En 2010, 60 % des mémoires et des présentations orales durant la Commission spéciale sur la question de mourir dans la dignité (CSQMD) étaient contre l’euthanasie et le suicide assisté. En 2013, il n’y avait pas consensus non plus lors des Consultations particulières et des auditions publiques sur le Projet de loi 52 devant la Commission de la santé et des services sociaux (CSSC). En fait, 26 % des mémoires étaient carrément contre le projet de loi et 17 % refusaient de se prononcer sur la question de « l’aide médicale à mourir ». En somme,  45 % des groupes et des  personnes n’appuyaient pas « l’aide médicale à mourir ».

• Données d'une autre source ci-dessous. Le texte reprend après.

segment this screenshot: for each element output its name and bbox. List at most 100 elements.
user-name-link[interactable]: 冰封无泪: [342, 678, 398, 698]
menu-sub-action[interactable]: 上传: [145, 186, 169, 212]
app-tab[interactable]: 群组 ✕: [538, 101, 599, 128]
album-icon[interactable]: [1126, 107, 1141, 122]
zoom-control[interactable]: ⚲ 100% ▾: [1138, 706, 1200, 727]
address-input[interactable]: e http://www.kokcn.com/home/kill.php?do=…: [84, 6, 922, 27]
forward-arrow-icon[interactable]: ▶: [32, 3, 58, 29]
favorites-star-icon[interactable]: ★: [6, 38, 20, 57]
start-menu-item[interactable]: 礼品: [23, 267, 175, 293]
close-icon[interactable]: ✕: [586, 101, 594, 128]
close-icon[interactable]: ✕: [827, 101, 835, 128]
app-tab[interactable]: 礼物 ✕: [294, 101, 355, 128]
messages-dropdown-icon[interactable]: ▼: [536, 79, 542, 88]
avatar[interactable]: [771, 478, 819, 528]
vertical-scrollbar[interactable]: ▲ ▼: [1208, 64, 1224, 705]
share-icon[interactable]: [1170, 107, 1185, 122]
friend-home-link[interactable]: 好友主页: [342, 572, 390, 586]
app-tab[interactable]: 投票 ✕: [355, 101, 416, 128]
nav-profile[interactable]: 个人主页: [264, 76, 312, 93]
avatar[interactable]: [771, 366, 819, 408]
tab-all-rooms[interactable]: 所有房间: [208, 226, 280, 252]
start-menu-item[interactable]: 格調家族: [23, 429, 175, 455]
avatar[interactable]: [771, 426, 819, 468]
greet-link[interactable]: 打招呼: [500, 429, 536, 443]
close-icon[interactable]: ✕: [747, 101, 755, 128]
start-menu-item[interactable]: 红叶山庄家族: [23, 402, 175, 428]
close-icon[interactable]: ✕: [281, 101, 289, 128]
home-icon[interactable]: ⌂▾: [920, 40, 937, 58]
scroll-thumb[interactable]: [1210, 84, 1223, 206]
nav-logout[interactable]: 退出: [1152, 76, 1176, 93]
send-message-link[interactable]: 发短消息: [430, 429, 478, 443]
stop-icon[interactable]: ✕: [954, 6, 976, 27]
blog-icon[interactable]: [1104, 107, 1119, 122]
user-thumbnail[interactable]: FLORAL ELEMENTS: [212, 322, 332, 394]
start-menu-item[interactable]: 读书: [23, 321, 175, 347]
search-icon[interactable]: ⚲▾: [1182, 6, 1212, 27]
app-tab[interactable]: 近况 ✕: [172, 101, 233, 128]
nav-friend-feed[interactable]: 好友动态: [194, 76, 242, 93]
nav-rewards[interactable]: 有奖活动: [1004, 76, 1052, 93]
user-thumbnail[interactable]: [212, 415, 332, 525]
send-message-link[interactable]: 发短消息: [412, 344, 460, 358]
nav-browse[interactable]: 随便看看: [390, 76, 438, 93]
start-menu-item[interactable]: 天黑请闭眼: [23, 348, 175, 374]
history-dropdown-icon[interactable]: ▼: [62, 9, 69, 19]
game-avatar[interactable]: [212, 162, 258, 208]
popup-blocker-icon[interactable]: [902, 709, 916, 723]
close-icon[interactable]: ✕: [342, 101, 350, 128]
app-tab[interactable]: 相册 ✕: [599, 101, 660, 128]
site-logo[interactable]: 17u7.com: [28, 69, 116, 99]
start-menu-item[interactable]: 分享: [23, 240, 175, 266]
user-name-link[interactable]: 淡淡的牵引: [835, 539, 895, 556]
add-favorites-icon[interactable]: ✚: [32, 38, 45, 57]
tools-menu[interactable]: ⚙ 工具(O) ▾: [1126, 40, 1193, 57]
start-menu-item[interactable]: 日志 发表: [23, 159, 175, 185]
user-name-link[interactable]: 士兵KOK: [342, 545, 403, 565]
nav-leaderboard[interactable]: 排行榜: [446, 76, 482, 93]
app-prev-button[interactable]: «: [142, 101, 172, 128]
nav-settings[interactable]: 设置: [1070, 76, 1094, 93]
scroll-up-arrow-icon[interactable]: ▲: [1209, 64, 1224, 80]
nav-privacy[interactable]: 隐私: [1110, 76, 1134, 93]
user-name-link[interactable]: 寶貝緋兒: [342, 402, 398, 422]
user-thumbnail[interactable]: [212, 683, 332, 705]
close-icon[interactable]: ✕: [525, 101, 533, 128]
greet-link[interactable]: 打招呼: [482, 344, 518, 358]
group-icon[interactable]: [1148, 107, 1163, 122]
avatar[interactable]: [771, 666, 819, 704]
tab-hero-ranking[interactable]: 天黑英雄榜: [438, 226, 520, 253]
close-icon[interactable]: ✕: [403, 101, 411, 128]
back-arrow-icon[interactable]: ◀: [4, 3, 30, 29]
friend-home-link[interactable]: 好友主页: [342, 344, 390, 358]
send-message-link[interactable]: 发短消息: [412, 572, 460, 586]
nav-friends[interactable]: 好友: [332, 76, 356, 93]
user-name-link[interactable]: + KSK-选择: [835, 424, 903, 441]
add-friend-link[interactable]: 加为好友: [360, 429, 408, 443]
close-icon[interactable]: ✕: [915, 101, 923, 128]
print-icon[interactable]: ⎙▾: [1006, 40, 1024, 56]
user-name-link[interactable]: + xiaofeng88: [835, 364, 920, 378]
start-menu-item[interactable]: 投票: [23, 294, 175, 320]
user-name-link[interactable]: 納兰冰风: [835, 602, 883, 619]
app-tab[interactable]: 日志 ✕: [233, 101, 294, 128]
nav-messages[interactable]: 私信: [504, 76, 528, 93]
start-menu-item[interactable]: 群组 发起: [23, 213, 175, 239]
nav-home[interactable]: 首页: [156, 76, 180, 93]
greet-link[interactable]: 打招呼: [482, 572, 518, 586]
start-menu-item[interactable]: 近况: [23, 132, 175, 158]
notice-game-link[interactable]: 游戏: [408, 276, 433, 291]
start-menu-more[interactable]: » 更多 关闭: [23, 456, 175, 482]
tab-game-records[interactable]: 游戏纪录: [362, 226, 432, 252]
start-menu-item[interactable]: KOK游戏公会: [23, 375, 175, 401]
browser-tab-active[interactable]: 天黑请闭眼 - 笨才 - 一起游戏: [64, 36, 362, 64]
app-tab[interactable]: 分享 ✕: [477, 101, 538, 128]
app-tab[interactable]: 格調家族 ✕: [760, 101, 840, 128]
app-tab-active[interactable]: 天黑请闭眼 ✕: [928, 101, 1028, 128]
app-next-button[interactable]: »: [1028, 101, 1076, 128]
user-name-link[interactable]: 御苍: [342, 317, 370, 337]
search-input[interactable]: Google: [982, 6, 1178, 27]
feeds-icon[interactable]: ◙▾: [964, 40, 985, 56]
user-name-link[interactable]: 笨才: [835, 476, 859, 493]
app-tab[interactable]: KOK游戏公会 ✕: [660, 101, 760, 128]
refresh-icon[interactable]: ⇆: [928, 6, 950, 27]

Ces chiffres montrent bien qu’il n’y a définitivement pas de consensus pour légaliser l’euthanasie au Québec! M. Couillard promet la collaboration et l’unité. Mais une éventuelle  adoption du Projet de loi 52 entraînerait une division profonde au sein de son parti, dans la profession médicale et dans les relations fédérales-provinciales.

Le vrai consensus

Le seul vrai consensus est celui entourant la nécessité  d’améliorer les soins de fin de vie.  Si le gouvernement insiste pour adopter une loi sur les soins de fin de vie, et s’il veut  préserver ce consensus tout en travaillant dans un esprit de collaboration et d’unité, il devrait déposer un projet de loi pour améliorer les soins palliatifs. Sans y inclure « l’aide médicale à mourir », évidemment.